Stocks were a form of punishment by public humiliation.  They were used to punish petty offenders.  The culprit's ankles and sometimes wrists were locked into the wooden stocks and they were left there for passers-by to ridicule them.  In England they were probably first used in Anglo Saxon times but became widespread after a statute was passed in 1351, which made it compulsory for every village to provide and maintain a set. The stocks survived as a form of punishment until the mid 19th century.  Some sets of stocks originally also had whipping posts next to them.  These were vertical posts with iron clamps to hold an offender's wrists while he or she was whipped.

Only a few sets of stocks have survived into the present day in Somerset and most of these are to be found in churchyards, with the rest located mainly on village greens.  Most of the surviving stocks in Somerset are also to be found in the Taunton area.  Why this should be I don't know - were the people in the Taunton area less law abiding than elsewhere?
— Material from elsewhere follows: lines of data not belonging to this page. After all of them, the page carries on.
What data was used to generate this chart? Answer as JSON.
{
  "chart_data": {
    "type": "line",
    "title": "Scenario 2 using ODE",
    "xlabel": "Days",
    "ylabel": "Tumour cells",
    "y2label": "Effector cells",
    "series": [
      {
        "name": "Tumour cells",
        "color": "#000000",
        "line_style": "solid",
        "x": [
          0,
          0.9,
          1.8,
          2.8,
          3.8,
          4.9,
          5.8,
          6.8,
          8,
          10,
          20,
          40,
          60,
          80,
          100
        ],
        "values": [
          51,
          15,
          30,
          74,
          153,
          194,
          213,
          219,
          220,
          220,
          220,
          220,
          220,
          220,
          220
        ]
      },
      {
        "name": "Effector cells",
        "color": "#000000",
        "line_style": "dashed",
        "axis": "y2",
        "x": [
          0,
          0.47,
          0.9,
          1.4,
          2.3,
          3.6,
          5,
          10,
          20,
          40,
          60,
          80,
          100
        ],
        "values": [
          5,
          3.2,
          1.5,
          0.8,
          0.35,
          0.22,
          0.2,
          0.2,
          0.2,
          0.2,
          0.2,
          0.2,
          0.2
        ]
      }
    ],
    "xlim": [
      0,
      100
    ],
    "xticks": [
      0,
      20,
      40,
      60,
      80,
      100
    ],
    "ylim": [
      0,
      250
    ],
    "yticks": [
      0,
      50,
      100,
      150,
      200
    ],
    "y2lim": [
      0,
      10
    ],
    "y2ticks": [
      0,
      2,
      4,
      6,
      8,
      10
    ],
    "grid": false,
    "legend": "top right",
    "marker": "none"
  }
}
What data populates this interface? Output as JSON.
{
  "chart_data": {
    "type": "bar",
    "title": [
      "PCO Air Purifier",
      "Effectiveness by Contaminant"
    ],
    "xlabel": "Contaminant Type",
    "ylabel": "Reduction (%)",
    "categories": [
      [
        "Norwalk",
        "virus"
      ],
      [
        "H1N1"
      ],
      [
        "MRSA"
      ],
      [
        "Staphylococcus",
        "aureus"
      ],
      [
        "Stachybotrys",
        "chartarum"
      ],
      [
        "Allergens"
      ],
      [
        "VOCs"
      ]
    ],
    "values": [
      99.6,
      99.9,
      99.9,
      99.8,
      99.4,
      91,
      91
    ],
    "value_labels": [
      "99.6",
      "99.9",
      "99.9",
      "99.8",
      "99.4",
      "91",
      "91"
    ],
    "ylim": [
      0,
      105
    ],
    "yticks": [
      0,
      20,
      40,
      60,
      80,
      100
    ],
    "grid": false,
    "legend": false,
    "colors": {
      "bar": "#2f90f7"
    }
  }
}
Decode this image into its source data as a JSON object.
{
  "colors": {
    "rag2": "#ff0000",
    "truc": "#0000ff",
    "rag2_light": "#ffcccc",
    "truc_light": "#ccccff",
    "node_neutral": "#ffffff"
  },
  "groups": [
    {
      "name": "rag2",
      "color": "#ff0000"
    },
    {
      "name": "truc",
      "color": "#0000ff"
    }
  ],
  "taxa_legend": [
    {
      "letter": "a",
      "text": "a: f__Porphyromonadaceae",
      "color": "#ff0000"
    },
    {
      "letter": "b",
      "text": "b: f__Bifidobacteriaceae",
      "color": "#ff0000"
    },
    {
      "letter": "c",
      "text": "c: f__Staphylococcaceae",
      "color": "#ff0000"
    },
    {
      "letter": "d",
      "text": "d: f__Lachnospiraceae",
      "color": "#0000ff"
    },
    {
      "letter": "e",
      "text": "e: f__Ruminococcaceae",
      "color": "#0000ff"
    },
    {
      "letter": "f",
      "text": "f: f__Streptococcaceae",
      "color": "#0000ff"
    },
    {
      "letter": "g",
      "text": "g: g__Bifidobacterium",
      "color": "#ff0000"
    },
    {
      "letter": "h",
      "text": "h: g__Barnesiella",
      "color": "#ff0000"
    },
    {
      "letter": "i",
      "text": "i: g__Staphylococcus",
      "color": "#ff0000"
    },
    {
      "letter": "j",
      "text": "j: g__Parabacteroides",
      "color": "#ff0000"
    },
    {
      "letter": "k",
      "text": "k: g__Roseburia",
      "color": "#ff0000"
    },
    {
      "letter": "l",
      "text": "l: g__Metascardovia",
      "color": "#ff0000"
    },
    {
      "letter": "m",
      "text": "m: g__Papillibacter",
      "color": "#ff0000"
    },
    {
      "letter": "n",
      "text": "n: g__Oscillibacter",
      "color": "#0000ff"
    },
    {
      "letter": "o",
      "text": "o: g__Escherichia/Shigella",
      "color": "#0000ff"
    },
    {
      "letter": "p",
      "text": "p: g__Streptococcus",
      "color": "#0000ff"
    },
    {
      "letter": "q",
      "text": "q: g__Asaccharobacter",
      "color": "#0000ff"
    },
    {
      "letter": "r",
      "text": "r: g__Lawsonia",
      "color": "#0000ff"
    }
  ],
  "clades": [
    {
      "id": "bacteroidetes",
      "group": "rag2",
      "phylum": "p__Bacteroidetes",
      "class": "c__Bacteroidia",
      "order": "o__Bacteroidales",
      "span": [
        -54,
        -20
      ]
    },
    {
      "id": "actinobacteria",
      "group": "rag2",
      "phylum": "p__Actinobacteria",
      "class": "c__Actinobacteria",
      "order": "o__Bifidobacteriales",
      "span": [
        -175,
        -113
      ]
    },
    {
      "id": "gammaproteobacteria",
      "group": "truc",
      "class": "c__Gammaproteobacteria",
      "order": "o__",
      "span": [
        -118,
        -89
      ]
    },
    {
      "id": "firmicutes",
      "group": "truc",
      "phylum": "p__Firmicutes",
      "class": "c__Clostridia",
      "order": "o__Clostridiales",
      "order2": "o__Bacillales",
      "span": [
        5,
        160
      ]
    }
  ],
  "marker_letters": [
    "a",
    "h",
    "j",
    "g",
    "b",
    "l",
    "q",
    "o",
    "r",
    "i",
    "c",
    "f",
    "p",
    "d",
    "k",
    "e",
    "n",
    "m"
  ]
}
 Trull Churchyard, Taunton

 Stoke St Gregory Churchyard
 West Monkton Churchyard, Taunton

 Thurloxton Churchyard - half a set of stocks

Creech St Michael Churchyard, Taunton - under a yew tree

 Brushford's stocks are high up on the wall in the church porch


Bicknoller Churchyard at the foot of the Quantock Hills

St Giles Church, Bradford on Tone

The stocks at Faulkland are flanked by 2 enormous standing stones

North Cheriton - outside the entrance to St John the Baptist Church

Martock's stocks are kept behind bars!
 
Catcott's stocks are mounted on the wall in the church porch
 
 Under a yew tree in St George's Churchyard, Wembdon

Skilgate's stocks are mounted on the wall in the church porch

Tintinhull village green

One set of a stocks does look much like another!  

Other sets of stocks can be seen at Wambrook and Templecombe.